Time to Look at Mars Again

Time to Look at Mars Again
by Dave Adalian

Planet Mars grabbed big headlines in summer of 2003, making its closest approach to Earth in 60,000 years while millions turned out worldwide for the spectacular show.

Lately, the Red Planet has been sitting dim and far away on the other side of the Sun, but during the next 10 months that will change as Earth cozies up for another close pass. With nearly a year before Mars again becomes one of the brightest objects in the night sky, now is the time to start watching.

Think of Earth and Mars as cars on a race track. Mars sits farther out, moving slowly, while Earth roars along on an inside track.
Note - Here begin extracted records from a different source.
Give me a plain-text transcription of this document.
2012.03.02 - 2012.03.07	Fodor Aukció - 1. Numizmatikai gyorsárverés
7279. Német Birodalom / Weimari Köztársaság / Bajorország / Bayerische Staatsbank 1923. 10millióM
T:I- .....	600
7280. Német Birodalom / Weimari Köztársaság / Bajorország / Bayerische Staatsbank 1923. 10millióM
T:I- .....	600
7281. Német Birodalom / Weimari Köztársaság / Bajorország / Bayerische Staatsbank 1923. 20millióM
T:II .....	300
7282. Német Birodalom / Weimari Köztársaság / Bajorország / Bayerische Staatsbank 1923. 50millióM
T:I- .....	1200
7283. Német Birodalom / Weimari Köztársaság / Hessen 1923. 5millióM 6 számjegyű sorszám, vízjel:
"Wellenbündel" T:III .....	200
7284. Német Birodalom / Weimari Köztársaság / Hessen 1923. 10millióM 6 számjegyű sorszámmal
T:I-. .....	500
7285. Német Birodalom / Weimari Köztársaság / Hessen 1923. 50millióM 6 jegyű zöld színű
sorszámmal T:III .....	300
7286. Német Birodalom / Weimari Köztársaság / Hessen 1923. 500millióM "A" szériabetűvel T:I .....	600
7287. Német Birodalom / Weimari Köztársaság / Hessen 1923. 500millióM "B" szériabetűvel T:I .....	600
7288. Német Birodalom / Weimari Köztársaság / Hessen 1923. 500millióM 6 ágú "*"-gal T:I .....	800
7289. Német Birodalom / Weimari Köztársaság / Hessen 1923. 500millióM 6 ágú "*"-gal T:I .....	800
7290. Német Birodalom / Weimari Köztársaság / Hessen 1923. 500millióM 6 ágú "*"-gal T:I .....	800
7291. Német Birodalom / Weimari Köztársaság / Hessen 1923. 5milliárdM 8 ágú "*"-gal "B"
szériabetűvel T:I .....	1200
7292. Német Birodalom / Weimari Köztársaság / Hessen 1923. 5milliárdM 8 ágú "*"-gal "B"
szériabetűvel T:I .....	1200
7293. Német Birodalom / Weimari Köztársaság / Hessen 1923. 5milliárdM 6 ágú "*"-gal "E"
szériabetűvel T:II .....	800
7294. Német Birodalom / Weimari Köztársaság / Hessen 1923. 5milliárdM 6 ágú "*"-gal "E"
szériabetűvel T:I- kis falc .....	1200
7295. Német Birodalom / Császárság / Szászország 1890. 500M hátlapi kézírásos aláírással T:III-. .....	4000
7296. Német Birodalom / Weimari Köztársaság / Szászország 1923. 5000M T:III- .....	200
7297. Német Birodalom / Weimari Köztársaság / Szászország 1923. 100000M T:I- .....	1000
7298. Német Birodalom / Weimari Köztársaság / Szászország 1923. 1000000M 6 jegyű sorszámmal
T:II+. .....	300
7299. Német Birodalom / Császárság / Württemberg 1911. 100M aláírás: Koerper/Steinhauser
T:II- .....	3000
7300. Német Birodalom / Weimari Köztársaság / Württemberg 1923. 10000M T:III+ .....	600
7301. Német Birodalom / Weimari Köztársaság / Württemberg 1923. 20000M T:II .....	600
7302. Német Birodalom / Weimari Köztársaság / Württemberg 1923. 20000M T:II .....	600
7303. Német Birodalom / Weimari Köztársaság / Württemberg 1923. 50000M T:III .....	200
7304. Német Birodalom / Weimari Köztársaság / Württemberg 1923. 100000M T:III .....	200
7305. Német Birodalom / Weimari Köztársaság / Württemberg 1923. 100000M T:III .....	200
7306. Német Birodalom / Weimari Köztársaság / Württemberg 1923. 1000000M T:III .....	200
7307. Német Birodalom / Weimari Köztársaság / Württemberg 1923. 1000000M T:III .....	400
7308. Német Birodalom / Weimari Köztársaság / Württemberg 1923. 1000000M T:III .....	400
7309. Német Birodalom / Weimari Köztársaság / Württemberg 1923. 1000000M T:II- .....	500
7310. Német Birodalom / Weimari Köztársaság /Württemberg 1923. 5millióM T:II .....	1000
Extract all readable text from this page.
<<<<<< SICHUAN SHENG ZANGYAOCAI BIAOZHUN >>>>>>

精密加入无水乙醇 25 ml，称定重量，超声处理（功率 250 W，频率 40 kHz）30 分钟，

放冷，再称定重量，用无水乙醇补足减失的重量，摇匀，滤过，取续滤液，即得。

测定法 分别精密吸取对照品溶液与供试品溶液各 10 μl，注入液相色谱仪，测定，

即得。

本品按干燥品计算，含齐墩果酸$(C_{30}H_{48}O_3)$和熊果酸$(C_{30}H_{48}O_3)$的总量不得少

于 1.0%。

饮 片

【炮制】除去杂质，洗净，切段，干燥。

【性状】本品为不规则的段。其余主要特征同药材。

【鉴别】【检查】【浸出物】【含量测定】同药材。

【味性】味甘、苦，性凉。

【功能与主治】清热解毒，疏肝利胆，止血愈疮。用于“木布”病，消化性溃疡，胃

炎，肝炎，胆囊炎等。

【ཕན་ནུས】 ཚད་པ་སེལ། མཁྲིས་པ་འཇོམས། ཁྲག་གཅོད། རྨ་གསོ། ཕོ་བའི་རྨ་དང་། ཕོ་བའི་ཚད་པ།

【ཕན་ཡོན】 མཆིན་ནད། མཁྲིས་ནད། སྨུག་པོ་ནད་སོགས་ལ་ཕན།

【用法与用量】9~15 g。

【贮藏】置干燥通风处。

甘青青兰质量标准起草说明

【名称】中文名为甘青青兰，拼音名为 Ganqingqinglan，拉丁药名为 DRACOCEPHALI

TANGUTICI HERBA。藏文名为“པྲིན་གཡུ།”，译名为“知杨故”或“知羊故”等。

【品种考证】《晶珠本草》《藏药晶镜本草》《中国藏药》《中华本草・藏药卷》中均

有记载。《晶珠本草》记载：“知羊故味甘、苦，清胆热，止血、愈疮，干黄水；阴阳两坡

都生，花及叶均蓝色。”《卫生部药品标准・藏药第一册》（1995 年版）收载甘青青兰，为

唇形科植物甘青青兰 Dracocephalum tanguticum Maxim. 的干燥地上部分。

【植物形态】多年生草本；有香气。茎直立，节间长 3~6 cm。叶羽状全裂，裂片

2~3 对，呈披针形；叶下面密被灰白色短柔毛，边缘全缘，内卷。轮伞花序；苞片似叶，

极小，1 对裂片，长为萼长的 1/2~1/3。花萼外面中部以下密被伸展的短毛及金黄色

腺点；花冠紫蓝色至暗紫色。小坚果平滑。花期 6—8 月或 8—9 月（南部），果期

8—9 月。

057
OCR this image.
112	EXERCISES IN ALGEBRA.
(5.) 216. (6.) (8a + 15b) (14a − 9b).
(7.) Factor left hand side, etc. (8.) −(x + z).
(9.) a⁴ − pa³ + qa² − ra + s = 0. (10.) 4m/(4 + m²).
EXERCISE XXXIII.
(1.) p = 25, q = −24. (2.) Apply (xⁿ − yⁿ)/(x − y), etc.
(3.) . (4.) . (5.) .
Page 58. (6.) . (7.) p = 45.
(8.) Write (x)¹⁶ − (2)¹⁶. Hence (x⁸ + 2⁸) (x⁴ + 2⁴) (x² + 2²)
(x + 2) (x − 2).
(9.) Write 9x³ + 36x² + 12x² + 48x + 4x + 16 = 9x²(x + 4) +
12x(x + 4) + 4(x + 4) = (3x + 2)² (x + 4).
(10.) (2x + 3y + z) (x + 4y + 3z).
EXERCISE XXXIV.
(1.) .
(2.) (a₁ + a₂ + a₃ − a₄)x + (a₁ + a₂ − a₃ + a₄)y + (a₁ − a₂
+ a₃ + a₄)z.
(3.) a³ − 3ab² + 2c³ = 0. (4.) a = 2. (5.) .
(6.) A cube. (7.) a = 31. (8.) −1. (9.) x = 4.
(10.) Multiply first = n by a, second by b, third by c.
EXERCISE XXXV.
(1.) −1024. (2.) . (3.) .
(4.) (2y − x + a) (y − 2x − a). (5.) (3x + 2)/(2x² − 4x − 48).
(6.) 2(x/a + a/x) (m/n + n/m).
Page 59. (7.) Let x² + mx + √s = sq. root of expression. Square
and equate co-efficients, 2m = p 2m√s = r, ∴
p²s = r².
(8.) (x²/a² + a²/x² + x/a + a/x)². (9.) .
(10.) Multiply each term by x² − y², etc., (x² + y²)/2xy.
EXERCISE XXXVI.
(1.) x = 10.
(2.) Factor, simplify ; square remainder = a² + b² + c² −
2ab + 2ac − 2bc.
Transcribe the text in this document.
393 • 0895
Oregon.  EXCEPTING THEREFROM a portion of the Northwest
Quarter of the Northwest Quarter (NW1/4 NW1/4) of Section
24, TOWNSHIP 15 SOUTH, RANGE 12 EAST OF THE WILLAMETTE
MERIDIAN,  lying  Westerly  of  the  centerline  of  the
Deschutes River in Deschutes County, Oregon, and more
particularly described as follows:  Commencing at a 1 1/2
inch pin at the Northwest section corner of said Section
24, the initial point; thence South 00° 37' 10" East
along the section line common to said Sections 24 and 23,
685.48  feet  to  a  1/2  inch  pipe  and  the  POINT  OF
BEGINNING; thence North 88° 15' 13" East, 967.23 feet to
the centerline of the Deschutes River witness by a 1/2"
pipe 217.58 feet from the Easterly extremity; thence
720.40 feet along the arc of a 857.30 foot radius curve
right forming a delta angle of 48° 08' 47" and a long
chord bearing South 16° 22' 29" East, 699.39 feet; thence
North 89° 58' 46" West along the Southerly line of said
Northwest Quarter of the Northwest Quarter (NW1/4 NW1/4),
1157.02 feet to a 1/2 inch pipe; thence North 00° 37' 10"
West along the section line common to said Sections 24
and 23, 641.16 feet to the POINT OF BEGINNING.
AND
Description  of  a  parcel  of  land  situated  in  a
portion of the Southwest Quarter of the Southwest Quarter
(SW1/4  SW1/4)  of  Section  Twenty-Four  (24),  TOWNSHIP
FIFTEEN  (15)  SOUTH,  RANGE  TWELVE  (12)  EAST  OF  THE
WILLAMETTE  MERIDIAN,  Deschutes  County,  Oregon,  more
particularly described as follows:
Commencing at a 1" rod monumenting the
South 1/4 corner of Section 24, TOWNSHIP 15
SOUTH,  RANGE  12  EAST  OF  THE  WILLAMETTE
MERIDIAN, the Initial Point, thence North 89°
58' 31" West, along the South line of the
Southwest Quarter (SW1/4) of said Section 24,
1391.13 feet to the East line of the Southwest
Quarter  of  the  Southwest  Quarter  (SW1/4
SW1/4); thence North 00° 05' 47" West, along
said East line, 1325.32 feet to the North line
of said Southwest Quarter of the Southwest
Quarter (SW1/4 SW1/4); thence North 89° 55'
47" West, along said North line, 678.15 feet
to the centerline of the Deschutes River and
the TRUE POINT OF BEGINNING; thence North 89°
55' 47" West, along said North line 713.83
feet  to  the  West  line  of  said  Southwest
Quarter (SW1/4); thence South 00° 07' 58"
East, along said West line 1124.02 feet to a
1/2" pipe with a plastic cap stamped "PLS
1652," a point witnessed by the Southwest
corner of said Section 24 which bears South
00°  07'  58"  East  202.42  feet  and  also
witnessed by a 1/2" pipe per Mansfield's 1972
Even though Mars isn’t the speedster Earth is, it still takes us some 28 months to lap it, which is why we’re only starting to get good views of it again now as Earth rounds her home star.

Getting up early is required for finding Mars. The God of War is currently rising about 4 o’clock in the morning, but doesn’t clear the treetops until 30 minutes or so later. To sight it, look to the southeast near the horizon for its pink light.

Don’t confuse Mars with much brighter Antares, the brightest star in the constellation Scorpius that is also not far above the horizon in the southeast, but up and to the right of Mars. This red star is actually named for its resemblance to the Red Planet. Antares means rival of Aries, the Greek name for Mars.

Mars now sits just west of Sagittarius and will have moved to the east side of the Celestial Archer by month’s end. But, because it moves in the same direction around the Sun as Earth, there isn’t much change in the time it rises until the they’re far closer together. By April, Mars is up around 3 a.m., rising in Capricornus, and in May it’s up by 2 o’clock in Aquarius.

It spends the summer cruising through Pisces, picking up an hour each month and brightening along the way. Through September, Mars rises just after 9 p.m., almost due east, in Aries, where it will stay until it reaches its brightest and closest by mid-November. Then, it rises at sunset to shine overhead by midnight.

Mars won’t be as spectacular as summer 2003, but will certainly be well worth seeing, especially for those who weren’t watching the last go-round.


This column appeared originally in the Visalia (Calif.) Times-Delta on Feb. 3, 2005.